Recuerdo con mueca entre nostálgica y burlona a mis hermanos tomando posiciones cual parrilla de F1 en los sofás y sillas del salón, ahí donde ocurría todo lo importante. Había que coger un buen sitio frente a la tele para ver sin demasiadas apreturas el “1,2,3 “ de Kiko o de Mayra, la cabalgadas del agitanao "Curro Jiménez" o el mapa de “Bonanza” ardiendo por los cuatro costados. Entre semana no era empresa fácil tener butaca de platea, con 6 hermanos.
Llegar del cole y clavar la mirada en la Carta de Ajuste porque aún no había empezado la emisión, era un tic. Como lo era intentar burlar la censura paterna para ver películas de dos rombos. En aquellos años de transición, fuimos testigos de la prodigiosa mente de Uri Geller, quien doblaba cucharas con la mente ante el poblado y sorprendido bigote de un icónico José María Iñigo.
Acompañamos al histriónico Alfredo Amestoy en su foto social del español medio, encarnado en la familia Rodríguez, mientras nos mordíamos las uñas con los picados del buitre leonado, con la voz en off de nuestro amigo Felix, el más amigo de los animales que ha existido.
Cuando has sido parte de todo eso, eres historia viva de la televisión. La cuota de pantalla, el share, como hacienda, éramos un poco todos.
Quizás por eso hay toda una generación capaz de cantar al unísono y de memoria los jingles de los anuncios más populares, pues al no tener con quién competir, todos hemos crecido oyendo cómo Bic Naranja y Bic Cristal escriben igual, y cantando la Canción del Cola Cao. Una generación entera que sabía bien que “el algodón no engaña”, que “el que sabe, saba”. Quizás por eso seamos legión los que cuando oímos a alguien exclamar, "anda la cartera", activamos un resorte neuronal y contestamos “Anda, los Donuts".

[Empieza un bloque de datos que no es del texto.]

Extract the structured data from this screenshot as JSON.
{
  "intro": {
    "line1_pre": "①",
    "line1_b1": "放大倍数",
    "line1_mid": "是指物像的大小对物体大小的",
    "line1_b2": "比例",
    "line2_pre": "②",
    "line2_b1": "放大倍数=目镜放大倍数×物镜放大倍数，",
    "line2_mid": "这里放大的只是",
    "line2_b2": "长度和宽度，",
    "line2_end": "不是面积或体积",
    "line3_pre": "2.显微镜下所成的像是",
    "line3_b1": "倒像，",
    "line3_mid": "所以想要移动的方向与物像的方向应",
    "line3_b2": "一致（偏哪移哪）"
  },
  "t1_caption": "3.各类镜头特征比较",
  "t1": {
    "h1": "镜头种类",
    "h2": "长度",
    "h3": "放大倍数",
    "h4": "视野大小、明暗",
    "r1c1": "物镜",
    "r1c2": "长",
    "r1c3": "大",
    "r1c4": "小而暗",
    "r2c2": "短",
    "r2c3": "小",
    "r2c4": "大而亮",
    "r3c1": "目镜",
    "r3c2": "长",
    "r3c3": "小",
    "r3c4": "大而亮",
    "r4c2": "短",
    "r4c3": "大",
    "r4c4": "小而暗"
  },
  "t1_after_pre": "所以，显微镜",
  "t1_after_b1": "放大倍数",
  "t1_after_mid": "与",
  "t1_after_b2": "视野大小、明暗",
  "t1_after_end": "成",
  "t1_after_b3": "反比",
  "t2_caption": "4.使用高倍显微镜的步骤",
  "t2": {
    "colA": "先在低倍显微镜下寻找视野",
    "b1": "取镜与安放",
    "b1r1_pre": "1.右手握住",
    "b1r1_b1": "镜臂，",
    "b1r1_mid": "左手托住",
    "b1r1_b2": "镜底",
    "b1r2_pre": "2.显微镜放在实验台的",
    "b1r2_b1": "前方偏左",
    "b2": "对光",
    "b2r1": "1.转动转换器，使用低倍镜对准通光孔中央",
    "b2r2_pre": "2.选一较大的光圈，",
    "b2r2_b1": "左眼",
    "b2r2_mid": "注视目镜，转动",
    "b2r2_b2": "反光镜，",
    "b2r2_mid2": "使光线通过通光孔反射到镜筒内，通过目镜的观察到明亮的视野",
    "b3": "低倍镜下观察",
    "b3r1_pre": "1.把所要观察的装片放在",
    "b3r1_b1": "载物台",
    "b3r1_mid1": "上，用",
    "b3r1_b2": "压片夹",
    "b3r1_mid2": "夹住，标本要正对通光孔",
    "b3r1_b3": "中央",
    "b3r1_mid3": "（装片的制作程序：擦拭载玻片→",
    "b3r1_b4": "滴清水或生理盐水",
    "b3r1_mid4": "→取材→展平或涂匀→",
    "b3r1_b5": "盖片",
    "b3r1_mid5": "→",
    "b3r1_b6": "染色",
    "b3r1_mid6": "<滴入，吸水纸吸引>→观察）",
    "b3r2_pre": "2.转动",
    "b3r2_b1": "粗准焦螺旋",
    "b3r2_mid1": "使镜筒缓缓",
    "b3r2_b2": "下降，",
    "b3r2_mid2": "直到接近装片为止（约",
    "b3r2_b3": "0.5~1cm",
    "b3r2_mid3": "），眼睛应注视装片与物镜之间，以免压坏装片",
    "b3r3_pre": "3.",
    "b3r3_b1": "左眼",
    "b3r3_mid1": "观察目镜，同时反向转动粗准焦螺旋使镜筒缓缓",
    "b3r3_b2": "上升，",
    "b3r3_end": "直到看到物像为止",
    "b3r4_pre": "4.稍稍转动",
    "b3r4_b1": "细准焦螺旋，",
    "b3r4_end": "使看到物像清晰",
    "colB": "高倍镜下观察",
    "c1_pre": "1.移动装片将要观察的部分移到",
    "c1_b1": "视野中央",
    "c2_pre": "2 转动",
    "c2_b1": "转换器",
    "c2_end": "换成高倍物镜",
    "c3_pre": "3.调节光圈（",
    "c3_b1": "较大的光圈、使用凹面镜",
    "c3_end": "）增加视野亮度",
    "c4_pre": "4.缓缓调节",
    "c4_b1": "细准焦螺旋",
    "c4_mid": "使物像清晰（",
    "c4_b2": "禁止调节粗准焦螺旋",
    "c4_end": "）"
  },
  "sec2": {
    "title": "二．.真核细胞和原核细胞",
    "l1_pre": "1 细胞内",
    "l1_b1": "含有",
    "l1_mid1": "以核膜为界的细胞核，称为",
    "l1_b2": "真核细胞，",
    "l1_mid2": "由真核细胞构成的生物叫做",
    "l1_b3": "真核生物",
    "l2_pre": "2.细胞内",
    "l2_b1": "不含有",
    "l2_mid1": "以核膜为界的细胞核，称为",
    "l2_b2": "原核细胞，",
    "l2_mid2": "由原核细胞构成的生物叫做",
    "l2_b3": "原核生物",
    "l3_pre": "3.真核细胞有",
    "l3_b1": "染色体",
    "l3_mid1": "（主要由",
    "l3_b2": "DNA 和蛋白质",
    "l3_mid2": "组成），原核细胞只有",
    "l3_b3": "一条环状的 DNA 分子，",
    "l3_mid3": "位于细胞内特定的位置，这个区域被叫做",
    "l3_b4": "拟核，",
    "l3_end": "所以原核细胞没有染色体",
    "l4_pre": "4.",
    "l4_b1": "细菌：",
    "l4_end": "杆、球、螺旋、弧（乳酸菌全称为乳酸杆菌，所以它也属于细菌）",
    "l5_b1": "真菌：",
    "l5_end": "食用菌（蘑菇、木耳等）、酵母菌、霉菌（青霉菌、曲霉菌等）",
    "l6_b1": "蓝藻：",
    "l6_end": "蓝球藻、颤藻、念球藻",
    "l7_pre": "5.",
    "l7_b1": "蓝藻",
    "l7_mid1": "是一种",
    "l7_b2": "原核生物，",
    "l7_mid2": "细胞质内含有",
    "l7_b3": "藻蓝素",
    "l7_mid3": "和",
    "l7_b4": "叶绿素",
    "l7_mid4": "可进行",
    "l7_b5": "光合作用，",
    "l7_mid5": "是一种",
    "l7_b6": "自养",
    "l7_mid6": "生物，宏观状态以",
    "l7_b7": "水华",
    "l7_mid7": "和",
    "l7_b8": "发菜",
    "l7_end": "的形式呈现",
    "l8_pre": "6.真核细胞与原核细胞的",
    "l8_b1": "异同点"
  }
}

Luego llegó la pubertad televisiva. Vivía yo en Londres y los británicos seguían siendo los de “alarma, alarma, el continente aislado”. De modo que mi cordón umbilical con lo que pasaba en nuestra piel de toro en aquellos años chisposos era la llegada al quiosco central de Picadilly Circus, cada martes, de la edición dominical de El País, el cual yo devoraba cual croissant recién horneado.
Fue entonces cuando leí en uno de esos martes-domingos en la prensa, que llegaba a nuestro país la ansiada televisión privada. Desde mi refugio británico, me frotaba las manos pensando en la barra libre de canales que me esperaba a la vuelta a casa. Como en Estados Unidos, fantaseaba yo, televisión por cable. OMG!!
Aquella orgía de canales se redujo tras un prometedor comienzo, a poco más que a los zafios semi-desnudos de las mama-chicho, como señuelo memorable de la pluralidad que nos invadía. Aquellos programas eran la tierra catódica prometida. Nos habían vendido humo. Pronto empezó la madre de todas las batallas: los audímetros y el share. Dos inventos que nos contaban a la mañana siguiente y con puntualidad y cierto rigor demoscópico, cuántos millones de personas habían visto el estreno de una serie o un programa la noche anterior.
Aquello producía una reacción en cadena, pues tantos millones dicen los audímetros te vieron ayer, tanto más puedes facturarle a los "Bic" y "Coca Cola" de turno por esos 20 segundos "warholianos". Aquella era una fiesta a la que no estábamos invitados. Éramos el combustible con el que los empresarios de turnos compraban yates y mansiones horteras. Una comparsa.
Hoy, mis hijos consumen televisión de una forma que el entonces fiable sistema de audiencias jamás podrá medir. No sé ve la tele, no se estila. Se ven clips en RRSS, programas en streaming, videos en tele-YouTube.
La audiencia de hoy es indetectable, vuelan lejos del alcance del radar, es imprevisible, cambiante, volátil, no medible, inconquistable. Los espectadores han mutado, son otros, aunque los medios para contar cuántos son sigan siendo los mismos rancios de entonces. Los audímetros son la piedra de Sísifo.
Ellos siguen escupiendo datos y porcentajes sin freno. Decía Truman: “si no puedes convencerlos, confúndelos”.
Y en esas andan todos, intentando hacernos creer que hay bronca entre Broncano y Pablo Motos, que en eso nos va mucho a todos, que nos jugamos la libertad, que hay que tomar partido.
Yo en mi mando conservo un botón (sentimental) mágico.
Tanto lo es, que cuando lo aprieto vuelvo a ver a los hermanos Cartwright y el mapa de Bonanza en llamas.
Cojo pole position en el salón antes de que lleguen mis hermanos.
¡Esta noche sí va a haber Bronca! O No.